И еще вспомнился Александру Дмитриевичу маленький курьез того апрельского дня. Вечером по пути домой он забежал в мастерскую к умельцам-стеклодувам, которая была в подвале институтского здания. Надо было получить от них заказ — какую-то комбинированную реторту. Ребята были явно навеселе. Разговор шел оживленный и, судя по пивным бутылкам и по коврику из рыбьей чешуи под ногами, долгий. Александр Дмитриевич был доволен вовремя смонтированными склянками, и вообще настроение было у него праздничное, поэтому и спросил у ребят, стараясь быть с ними на одной волне:

— Ну как вам сенсация, ребята?

— Какая? — спросили они дружно.

— Ну… человека я имею в виду.

— Что за человека?

— Который в космосе?

— Мужики, у него жар!

— Выпей-ка, братец… — кто-то протянул ему стакан.

И когда он понял, что они ни о чем не знают, даже не предполагают того, что еще утром стало явью, когда он поднялся вверх по ступенькам на воздух, ему стало смешно, и грустно, и страшно. Просидеть в такой день в подземелье, в добровольной колонии нестрогого режима — это ли не страшно?

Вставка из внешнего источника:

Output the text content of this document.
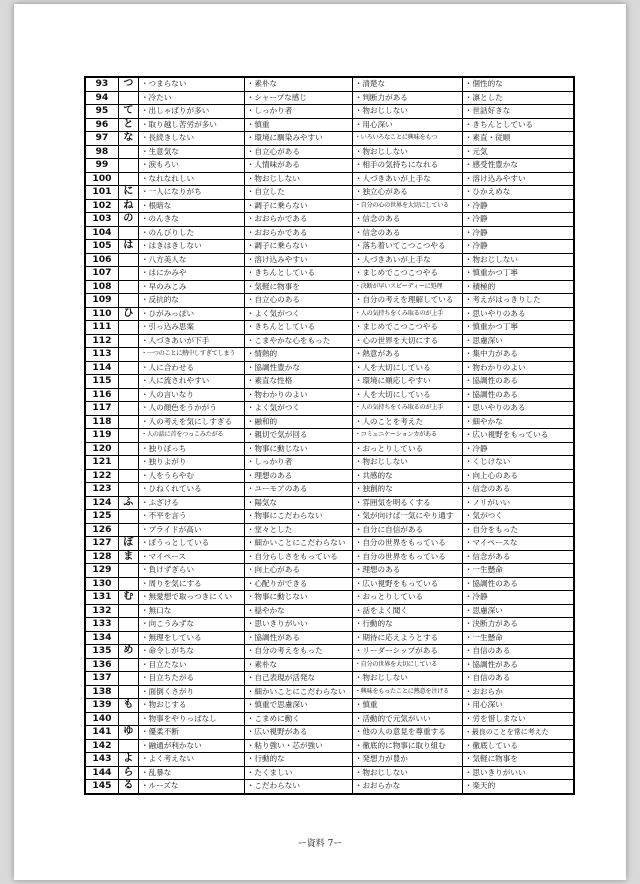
93	つ	・つまらない	・素朴な	・清楚な	・個性的な
94		・冷たい	・シャープな感じ	・判断力がある	・凛とした
95	て	・出しゃばりが多い	・しっかり者	・物おじしない	・世話好きな
96	と	・取り越し苦労が多い	・慎重	・用心深い	・きちんとしている
97	な	・長続きしない	・環境に馴染みやすい	・いろいろなことに興味をもつ	・素直・従順
98		・生意気な	・自立心がある	・物おじしない	・元気
99		・涙もろい	・人情味がある	・相手の気持ちになれる	・感受性豊かな
100		・なれなれしい	・物おじしない	・人づきあいが上手な	・溶け込みやすい
101	に	・一人になりがち	・自立した	・独立心がある	・ひかえめな
102	ね	・根暗な	・調子に乗らない	・自分の心の世界を大切にしている	・冷静
103	の	・のんきな	・おおらかである	・信念のある	・冷静
104		・のんびりした	・おおらかである	・信念のある	・冷静
105	は	・はきはきしない	・調子に乗らない	・落ち着いてこつこつやる	・冷静
106		・八方美人な	・溶け込みやすい	・人づきあいが上手な	・物おじしない
107		・はにかみや	・きちんとしている	・まじめでこつこつやる	・慎重かつ丁寧
108		・早のみこみ	・気軽に物事を	・決断が早いスピーディーに処理	・積極的
109		・反抗的な	・自立心のある	・自分の考えを理解している	・考えがはっきりした
110	ひ	・ひがみっぽい	・よく気がつく	・人の気持ちをくみ取るのが上手	・思いやりのある
111		・引っ込み思案	・きちんとしている	・まじめでこつこつやる	・慎重かつ丁寧
112		・人づきあいが下手	・こまやかな心をもった	・心の世界を大切にする	・思慮深い
113		・一つのことに熱中しすぎてしまう	・情熱的	・熱意がある	・集中力がある
114		・人に合わせる	・協調性豊かな	・人を大切にしている	・物わかりのよい
115		・人に流されやすい	・素直な性格	・環境に順応しやすい	・協調性のある
116		・人の言いなり	・物わかりのよい	・人を大切にしている	・協調性のある
117		・人の顔色をうかがう	・よく気がつく	・人の気持ちをくみ取るのが上手	・思いやりのある
118		・人の考えを気にしすぎる	・融和的	・人のことを考えた	・細やかな
119		・人の話に首をつっこみたがる	・親切で気が回る	・コミュニケーションカがある	・広い視野をもっている
120		・独りぼっち	・物事に動じない	・おっとりしている	・冷静
121		・独りよがり	・しっかり者	・物おじしない	・くじけない
122		・人をうらやむ	・理想のある	・共感的な	・向上心のある
123		・ひねくれている	・ユーモアのある	・独創的な	・信念のある
124	ふ	・ふざける	・陽気な	・雰囲気を明るくする	・ノリがいい
125		・不平を言う	・物事にこだわらない	・気が向けば一気にやり通す	・気がつく
126		・プライドが高い	・堂々とした	・自分に自信がある	・自分をもった
127	ぼ	・ぼうっとしている	・細かいことにこだわらない	・自分の世界をもっている	・マイペースな
128	ま	・マイペース	・自分らしさをもっている	・自分の世界をもっている	・信念がある
129		・負けずぎらい	・向上心がある	・理想のある	・一生懸命
130		・周りを気にする	・心配りができる	・広い視野をもっている	・協調性のある
131	む	・無愛想で取っつきにくい	・物事に動じない	・おっとりしている	・冷静
132		・無口な	・穏やかな	・話をよく聞く	・思慮深い
133		・向こうみずな	・思いきりがいい	・行動的な	・決断力がある
134		・無理をしている	・協調性がある	・期待に応えようとする	・一生懸命
135	め	・命令しがちな	・自分の考えをもった	・リーダーシップがある	・自信のある
136		・目立たない	・素朴な	・自分の世界を大切にしている	・協調性がある
137		・目立ちたがる	・自己表現が活発な	・物おじしない	・自信のある
138		・面倒くさがり	・細かいことにこだわらない	・興味をもったことに熱意を注げる	・おおらか
139	も	・物おじする	・慎重で思慮深い	・慎重	・用心深い
140		・物事をやりっぱなし	・こまめに動く	・活動的で元気がいい	・労を惜しまない
141	ゆ	・優柔不断	・広い視野がある	・他の人の意見を尊重する	・最良のことを常に考えた
142		・融通が利かない	・粘り強い・芯が強い	・徹底的に物事に取り組む	・徹底している
143	よ	・よく考えない	・行動的な	・発想力が豊か	・気軽に物事を
144	ら	・乱暴な	・たくましい	・物おじしない	・思いきりがいい
145	る	・ルーズな	・こだわらない	・おおらかな	・楽天的
ー資料 7ー
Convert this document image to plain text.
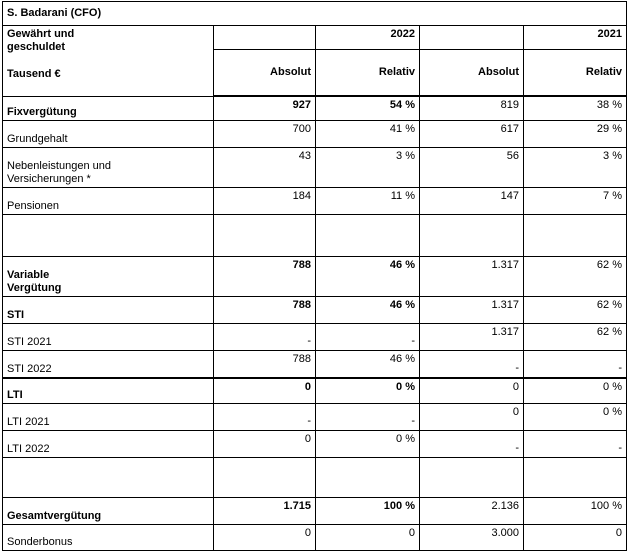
S. Badarani (CFO)				

Gewährt und
geschuldet
Tausend €		2022		2021
	Absolut	Relativ	Absolut	Relativ

Fixvergütung	927	54 %	819	38 %
Grundgehalt	700	41 %	617	29 %
Nebenleistungen und
Versicherungen *	43	3 %	56	3 %
Pensionen	184	11 %	147	7 %

Variable
Vergütung	788	46 %	1.317	62 %
STI	788	46 %	1.317	62 %
STI 2021	-	-	1.317	62 %
STI 2022	788	46 %	-	-
LTI	0	0 %	0	0 %
LTI 2021	-	-	0	0 %
LTI 2022	0	0 %	-	-

Gesamtvergütung	1.715	100 %	2.136	100 %
Sonderbonus	0	0	3.000	0
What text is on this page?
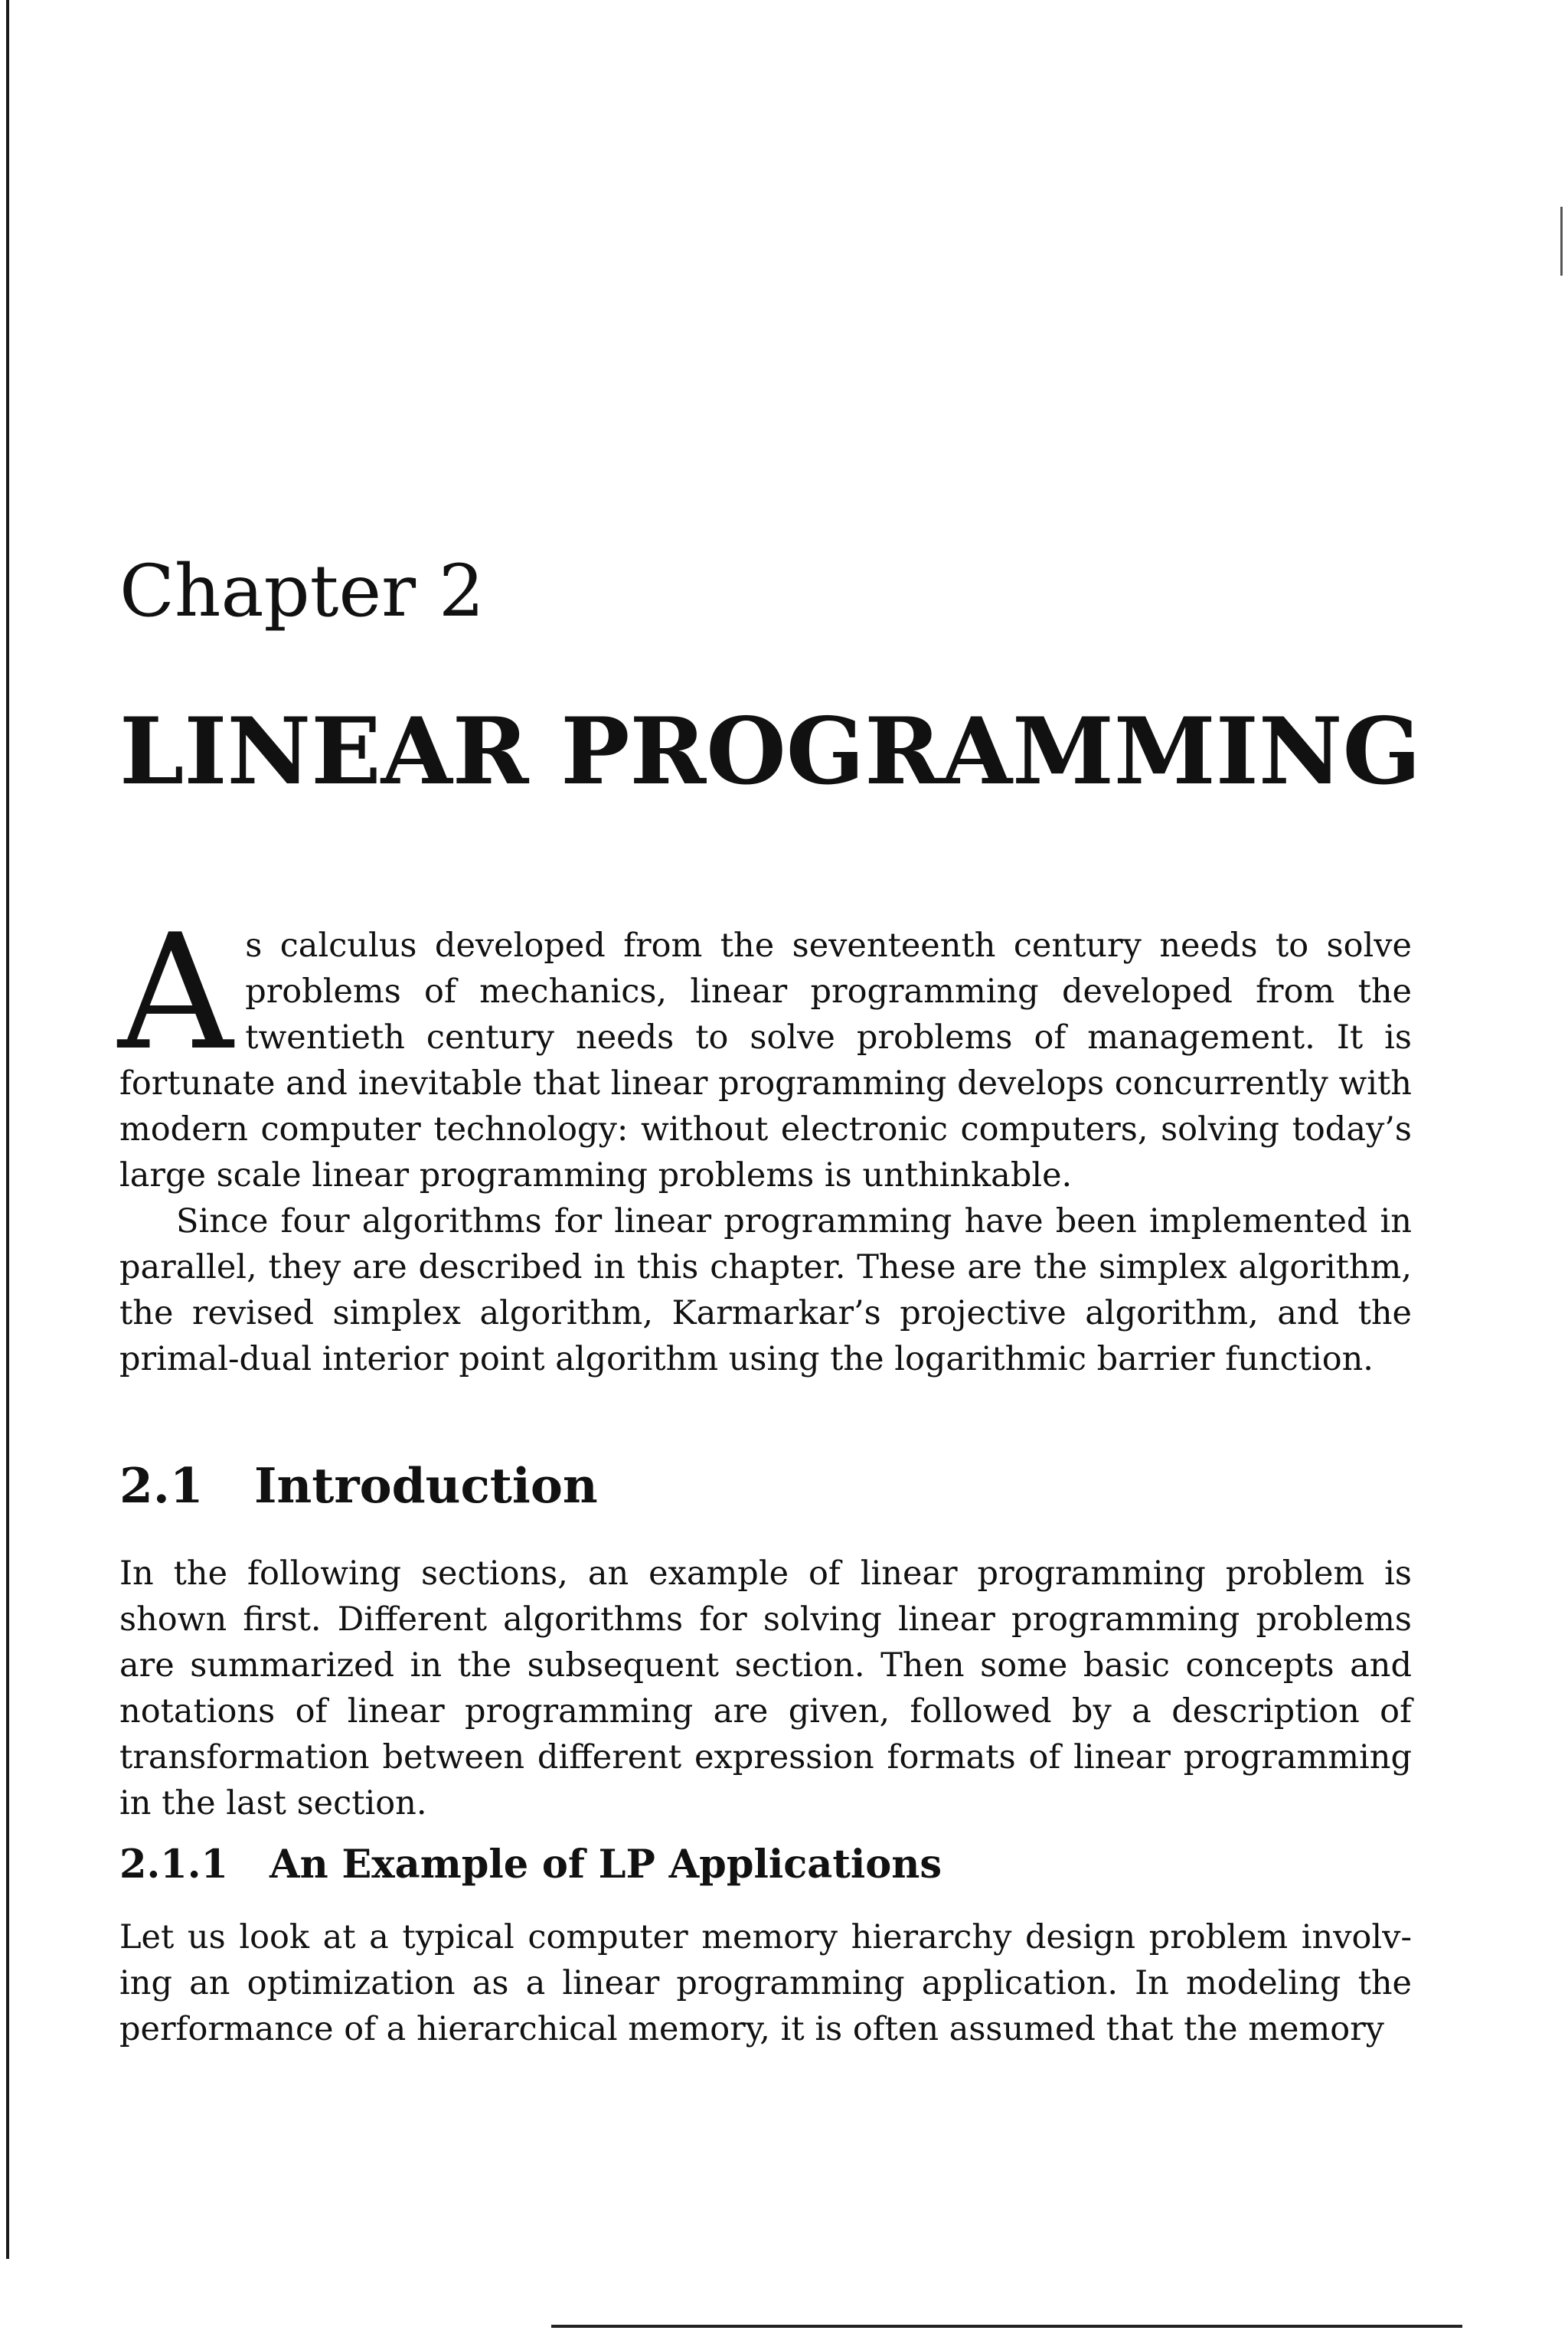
Chapter 2
LINEAR PROGRAMMING

As calculus developed from the seventeenth century needs to solve problems of mechanics, linear programming developed from the twentieth century needs to solve problems of management. It is fortunate and inevitable that linear programming develops concurrently with modern computer technology: without electronic computers, solving today’s large scale linear programming problems is unthinkable.

Since four algorithms for linear programming have been implemented in parallel, they are described in this chapter. These are the simplex algorithm, the revised simplex algorithm, Karmarkar’s projective algorithm, and the primal-dual interior point algorithm using the logarithmic barrier function.

2.1 Introduction

In the following sections, an example of linear programming problem is shown first. Different algorithms for solving linear programming problems are summarized in the subsequent section. Then some basic concepts and notations of linear programming are given, followed by a description of transformation between different expression formats of linear programming in the last section.

2.1.1 An Example of LP Applications

Let us look at a typical computer memory hierarchy design problem involving an optimization as a linear programming application. In modeling the performance of a hierarchical memory, it is often assumed that the memory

Но тогда еще он не знал, что ему придется дважды встретиться с космонавтом номер один, а впоследствии, во время работы над очерком, и с его старшим братом. И теперь смотрел он на этого красивого и сильного русского парня, космонавта, номер которого давно уже перевалил за полсотню, внимая его словам, и думал о том, что больше всех довелось ему совершить и испытать на сегодняшний день. И в космосе дольше всех, и в открытом космосе, вне корабля, и задачи его были посложнее, чем у других, и сверхзадачи… А вот поди ж ты, пройдет месяц-другой — и забудут о нем люди. Нет, нет, не забудут, конечно. Привыкнут. А вот имя Первого вечно и незыблемо. И так же нетленно, как имя Пушкина.